The innate immune system has multiple recognition mechanisms in different cell types with different subcellular structures. Recently, great progress has been made in the study of the interaction between PRRs and ligands. A preliminary understanding of the crystal structure of some PRRs and the commonalities and differences in the structural composition of different types of PRRs has been made. We understand the existing forms of PRRs alone in solution and after binding to ligands, as well as the molecules involved in the process of PRR identification and ligand binding. As the initiation step of the innate immune response and antiviral response, PRR recognition and binding of ligands is critical. PRRs recognize targets through their respective ligand-recognition domains: LRRs, CTDs, CTLDs, and a variety of DNA- or RNA-binding domains. Ligand binding induces activation and transmission of the signal, which is transmitted through cascade amplification by their respective domains—TIR domain, protein interaction domain, CARD, ITAM, and PYD. In some cases, one kind of PRRs can recognize multiple PAMPs, and one kind of PAMPs can also be recognized by different PRRs, which can induce an inflammatory response and adaptive immune response in a synergistic manner.[494]
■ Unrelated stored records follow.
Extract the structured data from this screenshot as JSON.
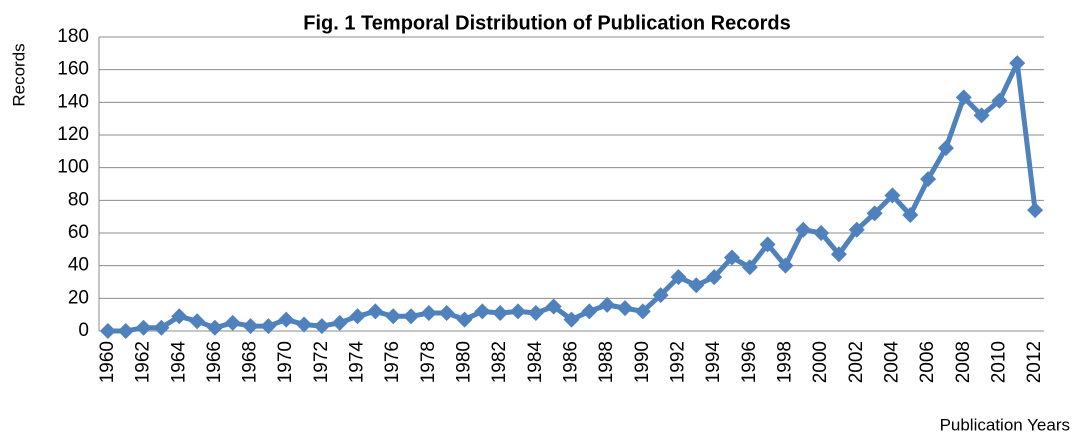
{
  "chart_data": {
    "type": "line",
    "title": "Fig. 1  Temporal Distribution of Publication Records",
    "y_label": "Records",
    "x_label": "Publication Years",
    "categories": [
      "1960",
      null,
      "1962",
      null,
      "1964",
      null,
      "1966",
      null,
      "1968",
      null,
      "1970",
      null,
      "1972",
      null,
      "1974",
      null,
      "1976",
      null,
      "1978",
      null,
      "1980",
      null,
      "1982",
      null,
      "1984",
      null,
      "1986",
      null,
      "1988",
      null,
      "1990",
      null,
      "1992",
      null,
      "1994",
      null,
      "1996",
      null,
      "1998",
      null,
      "2000",
      null,
      "2002",
      null,
      "2004",
      null,
      "2006",
      null,
      "2008",
      null,
      "2010",
      null,
      "2012"
    ],
    "series": [
      {
        "name": "Records",
        "color": "#4f81bd",
        "values": [
          0,
          0,
          2,
          2,
          9,
          6,
          2,
          5,
          3,
          3,
          7,
          4,
          3,
          5,
          9,
          12,
          9,
          9,
          11,
          11,
          7,
          12,
          11,
          12,
          11,
          15,
          7,
          12,
          16,
          14,
          12,
          22,
          33,
          28,
          33,
          45,
          39,
          53,
          40,
          62,
          60,
          47,
          62,
          72,
          83,
          71,
          93,
          112,
          143,
          132,
          141,
          164,
          74
        ]
      }
    ],
    "ylim": [
      0,
      180
    ],
    "yticks": [
      0,
      20,
      40,
      60,
      80,
      100,
      120,
      140,
      160,
      180
    ],
    "grid": true
  }
}
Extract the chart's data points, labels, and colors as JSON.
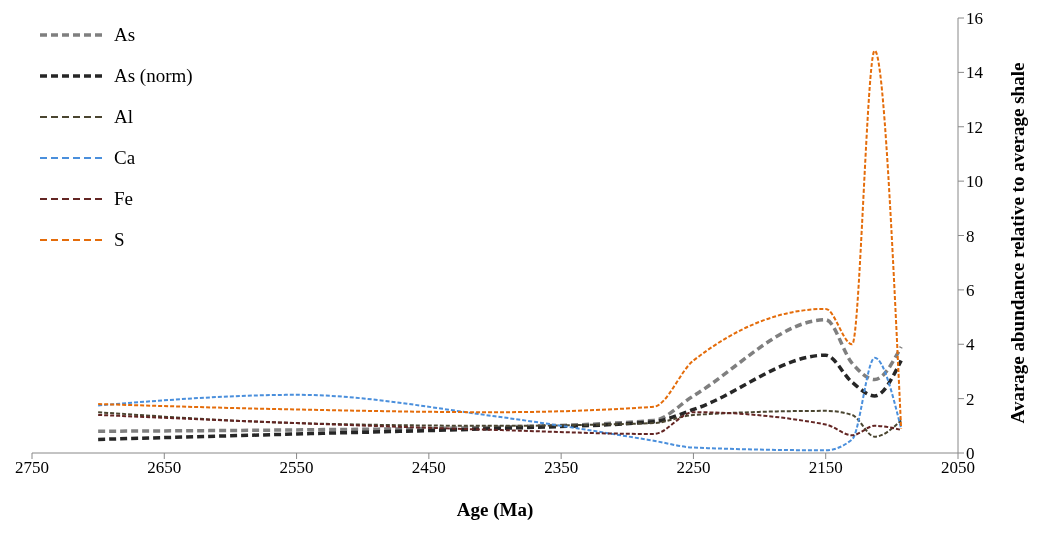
{
  "chart_data": {
    "type": "line",
    "xlabel": "Age (Ma)",
    "ylabel": "Avarage abundance relative to average shale",
    "x": [
      2700,
      2550,
      2400,
      2280,
      2250,
      2150,
      2130,
      2113,
      2093
    ],
    "series": [
      {
        "name": "As",
        "color": "#7f7f7f",
        "values": [
          0.8,
          0.85,
          0.95,
          1.2,
          2.1,
          4.9,
          3.3,
          2.7,
          3.9
        ]
      },
      {
        "name": "As (norm)",
        "color": "#262626",
        "values": [
          0.5,
          0.7,
          0.9,
          1.15,
          1.6,
          3.6,
          2.6,
          2.1,
          3.4
        ]
      },
      {
        "name": "Al",
        "color": "#4a4530",
        "values": [
          1.5,
          1.1,
          1.0,
          1.1,
          1.4,
          1.55,
          1.4,
          0.6,
          1.2
        ]
      },
      {
        "name": "Ca",
        "color": "#4a8fdc",
        "values": [
          1.75,
          2.14,
          1.35,
          0.45,
          0.2,
          0.1,
          0.5,
          3.5,
          0.9
        ]
      },
      {
        "name": "Fe",
        "color": "#632523",
        "values": [
          1.4,
          1.1,
          0.85,
          0.7,
          1.5,
          1.05,
          0.65,
          1.0,
          0.85
        ]
      },
      {
        "name": "S",
        "color": "#e46c0a",
        "values": [
          1.8,
          1.6,
          1.5,
          1.7,
          3.4,
          5.3,
          4.0,
          14.8,
          0.9
        ]
      }
    ],
    "xlim": [
      2750,
      2050
    ],
    "xticks": [
      2750,
      2650,
      2550,
      2450,
      2350,
      2250,
      2150,
      2050
    ],
    "ylim": [
      0,
      16
    ],
    "yticks": [
      0,
      2,
      4,
      6,
      8,
      10,
      12,
      14,
      16
    ],
    "grid": false,
    "legend": "top left",
    "marker": "none",
    "line_style": "dashed"
  }
}
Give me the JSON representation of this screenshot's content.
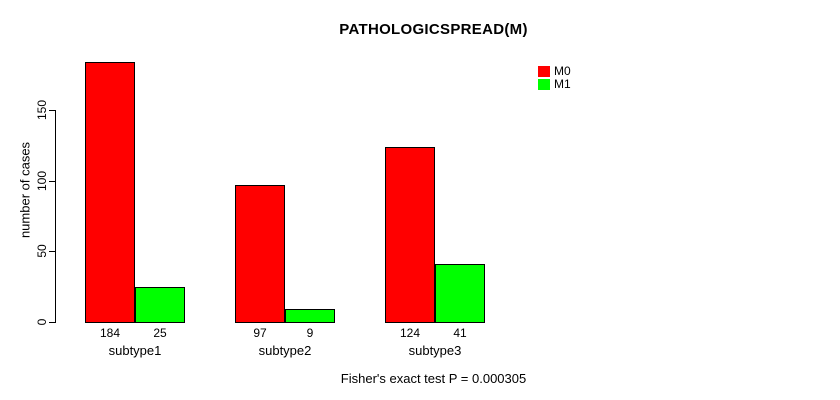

PRRs that are difficult to find and identify and complex ligand-recognition mechanisms have hindered the study of the role of the innate immune system in related diseases and even tumors. In previous studies, computational modeling and mutational analysis of human TLR10 showed that the structure of TLR10 was modeled with the explicit inclusion of TLR2 and lipopeptide structures.[495] Recently, RRGPredictor, a tool mainly based on text mining and set theory to predict new plant PRRs, makes the identification of PRRs more effective, specific, and sensitive than other available tools.[496] And a random forest-based method was proposed to identify PRRs, which is superior to other machine learning methods for PRRs. This method constructs a benchmark database, uses the amino acid composition and the composition transition distribution to formulate the sequences in the dataset, and then uses the maximum relevance maximum distance to select the best features. However, due to the small amount of data and the low sensitivity of the method, the identification results for PRRs are still unsatisfactory.[497] Therefore, the ability to develop a vertebrate PRR predictor based on protein domain similarity and homology modeling is becoming an important part of this story. In addition, the future studies on the how membrane PRRs are secreted into body fluids and act as soluble PRRs will undoubtedly further our understandings of their roles in antimicrobial immune defense and autoimmune and autoinflammatory disorders. Therefore, the study of PRR-mediated pattern recognition mechanisms will help to elucidate the signaling pathways and mechanisms of disease, provide new targets and methods for the treatment of diseases, and promote the development of immunology and oncology research and improvements in their theoretical systems.